What happens on grading day
- 1
Check in
Players sign in at the check-in desk and pick up a sticker code for the day (e.g. C055). Graders only ever see the code, never the player’s name — that keeps scoring bias-free and lets players be judged on what they do on the court rather than who they are.
- 2
Mini-games
Players are allocated to courts with peers around their level. Short games rotate opponents and positions so a wide group of graders sees every player in different match-ups — not just from one angle.
- 3
Independent scoring
Each grader scores on their phone against the same rubric — footwork, ball handling, attacking play, defensive skills, game sense, attitude. The player’s coach has already submitted a pre-grading report which appears as context next to the live scoring screen. Any large disagreement between the coach’s view and the day’s scores is flagged so the grading committee can take a closer look.
- 4
Final placement
The convenor’s live dashboard tracks scoring progress throughout the day. At the end, every grader’s scores are pooled with last season’s data and coaches’ reports, and the grading committee reviews the full picture before teams are confirmed. You’ll get an email when your team is set.
Pathways
Junior (A / B / C grades)
Top of grade plays up the next season where space allows. A child who’s developing fast won’t be held back by their current grade.
Cadet & Senior
Open age — graded by club and association standards.
Modified divisions
Years 1–3 (NetSetGo). Emphasis on fun, foundational skills, and position rotation rather than competitive grading.
Who runs grading
Netball Australia sets the broad coaching and skills development frameworks the sport uses across the country (most notably the Netball Skills Development Framework). Grading itself is decentralised — it’s organised and run by your local netball club.

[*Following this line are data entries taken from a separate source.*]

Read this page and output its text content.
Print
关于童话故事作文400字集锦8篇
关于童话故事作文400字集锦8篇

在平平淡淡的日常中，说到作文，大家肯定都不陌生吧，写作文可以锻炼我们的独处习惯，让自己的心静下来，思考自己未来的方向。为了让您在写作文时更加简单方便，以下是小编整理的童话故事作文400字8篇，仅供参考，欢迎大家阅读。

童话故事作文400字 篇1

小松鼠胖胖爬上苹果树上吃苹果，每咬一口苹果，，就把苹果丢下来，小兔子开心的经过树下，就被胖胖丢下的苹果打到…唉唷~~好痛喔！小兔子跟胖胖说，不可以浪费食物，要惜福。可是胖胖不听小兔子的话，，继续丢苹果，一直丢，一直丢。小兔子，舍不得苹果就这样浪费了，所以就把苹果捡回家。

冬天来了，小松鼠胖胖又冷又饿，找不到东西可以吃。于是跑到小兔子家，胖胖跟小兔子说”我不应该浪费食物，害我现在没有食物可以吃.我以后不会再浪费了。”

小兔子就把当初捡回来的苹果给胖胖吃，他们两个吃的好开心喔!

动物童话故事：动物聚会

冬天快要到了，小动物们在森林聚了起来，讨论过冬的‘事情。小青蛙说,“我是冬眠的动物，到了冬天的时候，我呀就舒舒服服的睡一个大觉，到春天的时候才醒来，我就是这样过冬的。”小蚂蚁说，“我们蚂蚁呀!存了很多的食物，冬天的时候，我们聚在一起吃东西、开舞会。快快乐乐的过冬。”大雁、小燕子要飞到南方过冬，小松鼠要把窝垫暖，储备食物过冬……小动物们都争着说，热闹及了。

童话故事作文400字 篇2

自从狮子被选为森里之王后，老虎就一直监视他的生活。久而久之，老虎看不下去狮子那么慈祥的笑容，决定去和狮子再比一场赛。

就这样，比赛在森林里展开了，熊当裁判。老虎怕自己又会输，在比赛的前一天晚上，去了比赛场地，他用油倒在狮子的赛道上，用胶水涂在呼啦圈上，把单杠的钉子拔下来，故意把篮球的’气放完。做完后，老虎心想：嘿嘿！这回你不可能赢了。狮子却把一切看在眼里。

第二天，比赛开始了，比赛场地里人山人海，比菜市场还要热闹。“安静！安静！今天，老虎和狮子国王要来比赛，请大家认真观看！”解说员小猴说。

At Seaforth Netball Clubthat means a selectors’ panel of experienced coaches and umpires, supported by the club’s grading committee. The committee consolidates selector feedback, previous coaches’ reports, and trial data before finalising team rosters.
Continuous improvement
Seaforth Netball is committed to evolving the grading process each season. The current programme incorporates the association’s competency framework, multi-grader independent scoring, season-long coach reports, per-position analysis, and direct comparison against the prior season’s placements.
This data-driven approach is designed to reduce subjective variance and ensure player placements remain consistent, transparent, and developmentally appropriate. The grading committee reviews the methodology annually and refines the rubric, scoring weights, and review process based on outcomes from the previous season.